An administrative FIU does not enjoy the same legal right to hold potentially or actual criminal data as FIUs with investigatory and prosecutorial powers. The EDPS opinion, which reflected its recent actions with Europol, was concerned that FIUs should have access to “any type of information” from private and public authorities and requested a reassessment of the “necessity and proportionality” of access rights as well as express language limiting usage to AML/CFT purposes. The supervisor requested additional guidelines on data sharing, to be housed under the EU AMLA, to establish “rules on cooperation between competent oversight authorities and on relevant databases and infrastructure for the exchange of information, notably”

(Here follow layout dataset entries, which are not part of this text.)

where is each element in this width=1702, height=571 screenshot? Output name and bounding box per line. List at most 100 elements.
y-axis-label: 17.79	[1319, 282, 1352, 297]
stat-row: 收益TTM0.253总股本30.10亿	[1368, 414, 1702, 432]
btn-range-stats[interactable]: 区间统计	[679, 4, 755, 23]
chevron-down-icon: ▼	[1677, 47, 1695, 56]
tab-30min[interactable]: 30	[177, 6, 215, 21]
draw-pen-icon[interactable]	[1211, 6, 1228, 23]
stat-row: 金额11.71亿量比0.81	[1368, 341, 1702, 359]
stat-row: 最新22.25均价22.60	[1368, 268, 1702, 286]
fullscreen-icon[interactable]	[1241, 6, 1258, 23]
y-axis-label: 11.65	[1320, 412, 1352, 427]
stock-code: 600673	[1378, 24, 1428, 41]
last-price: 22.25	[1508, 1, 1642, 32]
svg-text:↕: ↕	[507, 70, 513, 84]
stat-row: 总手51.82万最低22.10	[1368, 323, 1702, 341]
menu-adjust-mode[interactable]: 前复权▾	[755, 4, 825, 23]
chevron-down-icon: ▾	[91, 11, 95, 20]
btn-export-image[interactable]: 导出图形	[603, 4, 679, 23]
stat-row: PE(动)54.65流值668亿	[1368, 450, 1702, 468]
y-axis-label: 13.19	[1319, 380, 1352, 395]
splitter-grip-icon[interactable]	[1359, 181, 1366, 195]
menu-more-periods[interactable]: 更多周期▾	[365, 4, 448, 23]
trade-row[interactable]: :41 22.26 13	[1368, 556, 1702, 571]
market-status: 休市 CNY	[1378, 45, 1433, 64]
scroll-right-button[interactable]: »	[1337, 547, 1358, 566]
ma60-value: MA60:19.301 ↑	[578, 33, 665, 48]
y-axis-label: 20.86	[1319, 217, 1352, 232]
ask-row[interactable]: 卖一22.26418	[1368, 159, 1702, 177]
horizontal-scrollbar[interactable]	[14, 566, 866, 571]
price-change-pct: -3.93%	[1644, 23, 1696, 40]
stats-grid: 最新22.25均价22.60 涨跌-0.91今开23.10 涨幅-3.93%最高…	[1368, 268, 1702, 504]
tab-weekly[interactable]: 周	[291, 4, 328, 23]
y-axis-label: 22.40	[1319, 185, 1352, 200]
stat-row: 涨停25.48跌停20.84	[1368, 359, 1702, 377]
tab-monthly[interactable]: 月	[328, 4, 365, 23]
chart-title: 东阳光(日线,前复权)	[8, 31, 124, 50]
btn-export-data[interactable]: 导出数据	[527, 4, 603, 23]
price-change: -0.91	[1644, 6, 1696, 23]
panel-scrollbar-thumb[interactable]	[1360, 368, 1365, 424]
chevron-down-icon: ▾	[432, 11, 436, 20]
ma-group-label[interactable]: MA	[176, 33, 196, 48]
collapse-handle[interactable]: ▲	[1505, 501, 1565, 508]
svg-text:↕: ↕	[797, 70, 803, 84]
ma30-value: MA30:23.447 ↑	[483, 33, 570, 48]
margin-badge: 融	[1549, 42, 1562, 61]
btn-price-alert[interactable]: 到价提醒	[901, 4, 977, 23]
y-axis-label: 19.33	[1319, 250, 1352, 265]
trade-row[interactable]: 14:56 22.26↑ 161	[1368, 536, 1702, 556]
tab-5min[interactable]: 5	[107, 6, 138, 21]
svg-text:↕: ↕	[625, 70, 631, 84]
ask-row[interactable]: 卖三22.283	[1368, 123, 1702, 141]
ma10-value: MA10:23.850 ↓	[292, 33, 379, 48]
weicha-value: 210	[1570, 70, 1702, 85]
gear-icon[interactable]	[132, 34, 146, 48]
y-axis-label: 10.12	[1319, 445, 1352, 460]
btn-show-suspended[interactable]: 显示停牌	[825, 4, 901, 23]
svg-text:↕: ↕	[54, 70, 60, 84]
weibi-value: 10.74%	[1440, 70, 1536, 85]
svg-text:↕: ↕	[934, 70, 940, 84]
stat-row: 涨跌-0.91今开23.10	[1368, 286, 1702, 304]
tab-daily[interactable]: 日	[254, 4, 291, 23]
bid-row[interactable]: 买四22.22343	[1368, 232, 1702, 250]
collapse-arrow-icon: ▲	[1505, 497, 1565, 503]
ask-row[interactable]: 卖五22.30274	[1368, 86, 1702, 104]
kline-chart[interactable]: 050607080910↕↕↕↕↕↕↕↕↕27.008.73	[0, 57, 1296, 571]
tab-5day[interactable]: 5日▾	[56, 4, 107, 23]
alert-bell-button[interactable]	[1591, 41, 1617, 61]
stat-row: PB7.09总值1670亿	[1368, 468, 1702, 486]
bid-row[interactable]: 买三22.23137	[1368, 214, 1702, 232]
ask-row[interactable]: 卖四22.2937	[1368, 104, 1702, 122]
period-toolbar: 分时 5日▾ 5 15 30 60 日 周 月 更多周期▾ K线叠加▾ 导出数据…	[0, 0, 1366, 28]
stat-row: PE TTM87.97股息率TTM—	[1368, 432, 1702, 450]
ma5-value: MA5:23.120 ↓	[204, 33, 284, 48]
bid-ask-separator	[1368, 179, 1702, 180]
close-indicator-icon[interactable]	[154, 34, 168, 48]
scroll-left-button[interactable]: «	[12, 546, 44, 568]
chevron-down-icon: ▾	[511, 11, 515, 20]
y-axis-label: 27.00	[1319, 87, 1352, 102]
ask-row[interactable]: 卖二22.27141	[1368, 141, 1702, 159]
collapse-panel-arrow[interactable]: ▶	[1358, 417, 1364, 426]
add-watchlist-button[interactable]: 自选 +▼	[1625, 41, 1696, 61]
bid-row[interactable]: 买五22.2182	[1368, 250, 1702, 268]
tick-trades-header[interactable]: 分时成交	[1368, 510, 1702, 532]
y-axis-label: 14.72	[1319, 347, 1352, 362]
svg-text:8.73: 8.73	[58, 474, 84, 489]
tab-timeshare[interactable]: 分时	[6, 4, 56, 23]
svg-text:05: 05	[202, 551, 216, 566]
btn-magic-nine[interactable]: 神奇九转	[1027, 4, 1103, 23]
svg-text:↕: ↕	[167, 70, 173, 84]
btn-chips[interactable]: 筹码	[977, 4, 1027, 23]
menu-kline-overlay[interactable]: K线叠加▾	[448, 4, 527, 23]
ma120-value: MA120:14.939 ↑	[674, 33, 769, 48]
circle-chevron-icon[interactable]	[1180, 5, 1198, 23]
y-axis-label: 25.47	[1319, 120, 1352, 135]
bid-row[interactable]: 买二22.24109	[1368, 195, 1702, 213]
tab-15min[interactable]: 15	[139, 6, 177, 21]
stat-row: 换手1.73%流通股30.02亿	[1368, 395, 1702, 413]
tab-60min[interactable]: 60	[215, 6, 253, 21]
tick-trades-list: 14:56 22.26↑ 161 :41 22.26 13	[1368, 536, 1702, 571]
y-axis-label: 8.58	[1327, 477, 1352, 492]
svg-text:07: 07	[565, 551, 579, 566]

Additionally, the opinion requests that FIUs or authorities only embark on investigative rather than intelligence-led analysis, reasoning that Article 51 of the proposal for a Directive to repeal 4AMLD “seems to refer … to a data mining technique for the identification of subjects of (merely) potential interests.” The comment suggests that reports are supplemental to an investigation already in progress. While many cases are led by active investigations, intelligence-led insights, specifically combining data from multiple avenues to illuminate unknown connections is critical as FIs rarely share insights across their own lines of business, affiliates or foreign branches. For example, national FIUs may receive separate reports from FIs in their jurisdiction from several different branches and LOBs on the same individual. The reported transactions may appear legitimate on their own, but without examining the relationships across reports, or with data held by authorities, investigators may not be able to recognize or map illicit actions to initiate a formal inquiry.   

This should not be interpreted as a reason to issue authorities a data blank check. There is a hazard of gold-plating and mission creep in risk-based methodologies that sometimes justifies data retention for “what if” scenarios. However, the situation can be mitigated with guidelines that set adaptable data collection and analysis frameworks using indicators and typologies (that already exist) to identify fit-for-purpose data aligned to AML/CFT use cases. In February 2022, the EDPS, European Commission, and Council of the European Union advanced these efforts with a political agreement on Europol data supervision that sets rules for processing large datasets, cooperation with private parties and non-EU countries, Parliamentary oversight and technological innovation. The regulation opens a long-overdue dialogue, and if taken in concert with private sector guidelines on risk-based assessments, these actions may contribute to more robust legal and operational framework to govern public-private information sharing partnerships in a way that balances AML and individual rights.  


The AML regime’s risk-based methodology relies on private sector data and criminal information held by public authorities to prevent, detect and prosecute illicit finance and political violence, illustrating conflicts between laws that govern public and private data, how public/private AML/CFT roles and functions overlap, and the trials in accommodating risk-based and rule-based legislation at the same time. The AMLR has the potential to bridge longstanding financial crime compliance and data protection operational and governance gaps, but only if leaders actively engage in dialogue about data management with financial crime leaders and close involvement from the private sector.

Dr. Michelle Frasher, PhD, CAMS is a Certified Anti-Money Laundering Specialist and was a 2014 Fulbright-Schuman Research Scholar to Belgium and Malta researching transatlantic data transfers concerning counter-terrorism financing.  She is currently a practitioner in the FCC RegTech data space and researches and writes about financial crime, data, privacy, and national security. The opinions expressed in this article are her own.